Before I (very ambitiously) start from scratch on this, has anyone already done any analysis on it? or even had a crack?
@rtets Appears to have been attempted in the past, and subsequently obliterated e.g. https://github.com/spotify/snakebite/commit/094e801e88f17dcaaac14fe2d98d72ce83de1b7f#diff-d9827893b8ca9a0f86a685a5fd2327b5
there's still some evidence of Python 3 compatibility e.g.
if sys.version_info[0] == 3:
long = int
I fear that you'd make this effort, and then it wouldn't last long before it reverts to Python2 specific code again. Shame, given how easy it is to set up TOX et al to test multiple versions, and how easy 2to3 and six libraries make supporting both, and how much better Python 3.5+ is (everything is a generator / iterator, unicode actually works for global languages etc etc).
@davoscollective Those commit simply added compatibility for the minicluster which was needed for testing in Luigi. The actual client use protobuf 2 that doesn't support python3. So to upgrade to python 3 it will first require updating protobuf. Also this library do a lot of io on mixing byte and string which is the part that changed the most between python2 and python3 which make the compatibility not so trivial.
What a crap... Spotify, don't be lazy! Please make this library Python 3.6 compatible
@kamikaze Almost python 3.7 now https://docs.python.org/3.7/whatsnew/3.7.html
Then move away from protobuf and start using apache arrow. It's the __future__
As long as snakebite's kerberos support relies on python-krbV: https://github.com/spotify/snakebite/blob/6a456e6100b0c1be66cc1f7f9d7f50494f369da3/setup.py#L49 it's not going to work with Python 3 on Fedora: https://bugzilla.redhat.com/show_bug.cgi?id=1024834#c4
Given that Python 2.x will hit EOL in just a few years and that this ticket has also been open for just a few years maybe there's some chance some poor soul will submit a PR.
Personally, the excuse that because Spotify don't use Python 3 they can't be bothered to do the work is a wearing a little thin...

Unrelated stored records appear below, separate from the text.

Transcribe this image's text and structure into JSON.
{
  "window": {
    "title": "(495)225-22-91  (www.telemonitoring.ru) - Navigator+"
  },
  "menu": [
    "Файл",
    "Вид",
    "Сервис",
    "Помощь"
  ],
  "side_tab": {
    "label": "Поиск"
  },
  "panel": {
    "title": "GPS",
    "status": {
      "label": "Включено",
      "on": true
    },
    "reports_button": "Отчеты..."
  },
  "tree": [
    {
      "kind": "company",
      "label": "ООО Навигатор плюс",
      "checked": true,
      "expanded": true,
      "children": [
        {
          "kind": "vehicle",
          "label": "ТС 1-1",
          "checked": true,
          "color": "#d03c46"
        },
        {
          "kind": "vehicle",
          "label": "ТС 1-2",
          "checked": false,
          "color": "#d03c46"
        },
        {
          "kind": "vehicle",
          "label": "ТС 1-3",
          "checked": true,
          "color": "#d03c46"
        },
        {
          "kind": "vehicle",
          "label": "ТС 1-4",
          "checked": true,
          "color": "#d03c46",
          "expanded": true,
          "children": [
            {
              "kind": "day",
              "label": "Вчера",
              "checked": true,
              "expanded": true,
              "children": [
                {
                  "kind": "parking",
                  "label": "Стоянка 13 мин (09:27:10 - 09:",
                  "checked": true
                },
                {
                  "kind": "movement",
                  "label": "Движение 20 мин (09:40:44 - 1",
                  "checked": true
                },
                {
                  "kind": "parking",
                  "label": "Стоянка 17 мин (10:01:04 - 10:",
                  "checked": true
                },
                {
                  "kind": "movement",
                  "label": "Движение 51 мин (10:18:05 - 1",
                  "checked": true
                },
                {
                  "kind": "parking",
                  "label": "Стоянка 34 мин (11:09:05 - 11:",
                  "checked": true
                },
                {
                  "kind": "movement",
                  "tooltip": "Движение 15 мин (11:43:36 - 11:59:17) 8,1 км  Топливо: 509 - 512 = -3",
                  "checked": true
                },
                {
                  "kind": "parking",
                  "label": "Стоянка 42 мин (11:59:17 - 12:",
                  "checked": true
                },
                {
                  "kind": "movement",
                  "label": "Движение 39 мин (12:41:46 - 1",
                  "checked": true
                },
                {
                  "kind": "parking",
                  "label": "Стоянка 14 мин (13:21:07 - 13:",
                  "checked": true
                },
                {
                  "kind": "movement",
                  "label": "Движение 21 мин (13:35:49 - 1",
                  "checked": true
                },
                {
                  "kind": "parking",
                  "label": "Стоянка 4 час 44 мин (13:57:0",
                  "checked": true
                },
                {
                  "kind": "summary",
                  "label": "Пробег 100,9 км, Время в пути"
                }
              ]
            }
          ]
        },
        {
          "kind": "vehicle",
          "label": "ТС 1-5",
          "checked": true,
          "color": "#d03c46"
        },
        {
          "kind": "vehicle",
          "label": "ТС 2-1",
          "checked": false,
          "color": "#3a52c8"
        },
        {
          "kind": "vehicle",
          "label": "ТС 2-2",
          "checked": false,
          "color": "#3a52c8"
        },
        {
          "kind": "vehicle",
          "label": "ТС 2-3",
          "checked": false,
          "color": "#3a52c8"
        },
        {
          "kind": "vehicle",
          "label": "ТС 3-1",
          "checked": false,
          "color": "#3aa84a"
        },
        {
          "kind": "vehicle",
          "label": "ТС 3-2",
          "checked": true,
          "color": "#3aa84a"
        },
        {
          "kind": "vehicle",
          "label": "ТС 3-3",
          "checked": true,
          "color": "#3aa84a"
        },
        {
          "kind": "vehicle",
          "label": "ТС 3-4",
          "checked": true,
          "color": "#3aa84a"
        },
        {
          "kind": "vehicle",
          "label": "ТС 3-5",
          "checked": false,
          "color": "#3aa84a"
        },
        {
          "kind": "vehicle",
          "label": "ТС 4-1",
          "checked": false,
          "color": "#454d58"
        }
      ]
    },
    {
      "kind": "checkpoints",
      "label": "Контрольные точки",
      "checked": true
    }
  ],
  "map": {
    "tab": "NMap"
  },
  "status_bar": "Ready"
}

I left Spotify a while ago, but I know that Spotify doesn't run HDFS anymore. They've moved to Google Cloud Platform where everything is stored in GCS and doesn't require the hadoop client or snakebite anymore. I guess someone at Spotify should communicate this and deprecate snakebite. As the original author, I've moved on to other things as well and don't have an incentive to maintain the project either. Since I wrote this during work hours, Spotify is the owner of snakebite and it's up to them to decide what to do with it.
@wouterdebie thanks for highlighting the issue (and for the client too, of course). so, this repo is dead, and nobody (Spotify or whoever admins repo) gonna merge this pull request? looks like @cclauss did a great job, hard to believe, that it will be lost for the community.
I'm really sorry about this. I would love to have merged this, but I don't have write access anymore. If the community wants to continue snakebite it can always be forked. @ravwojdyla also left Spotify, but he might have an idea who to talk to so the project can be owned by the community again.
at internet archive, we use this library a lot, use python3 and have been using a fork of kirklg's version for some time, we finally put it on pypi recently: https://pypi.org/project/snakebite-py3/
If anyone would like to merge in more recent changes and help us to get the tests to pass, the work would be much appreciated.
thanks for all of your past work @kirklg
Hey @jkafader kudos! I can't take any credit here, thanks for moving the pythons to 3 :D.
My priorities shifted and I could no longer get paid to work on this.
@jkafader I just saw this thread from a month ago and thank you so much for doing this! I reached out to some folks at Spotify to do something with this repo, but I haven't heard back. Who knows..
Do you have plans to support both python 2 and 3?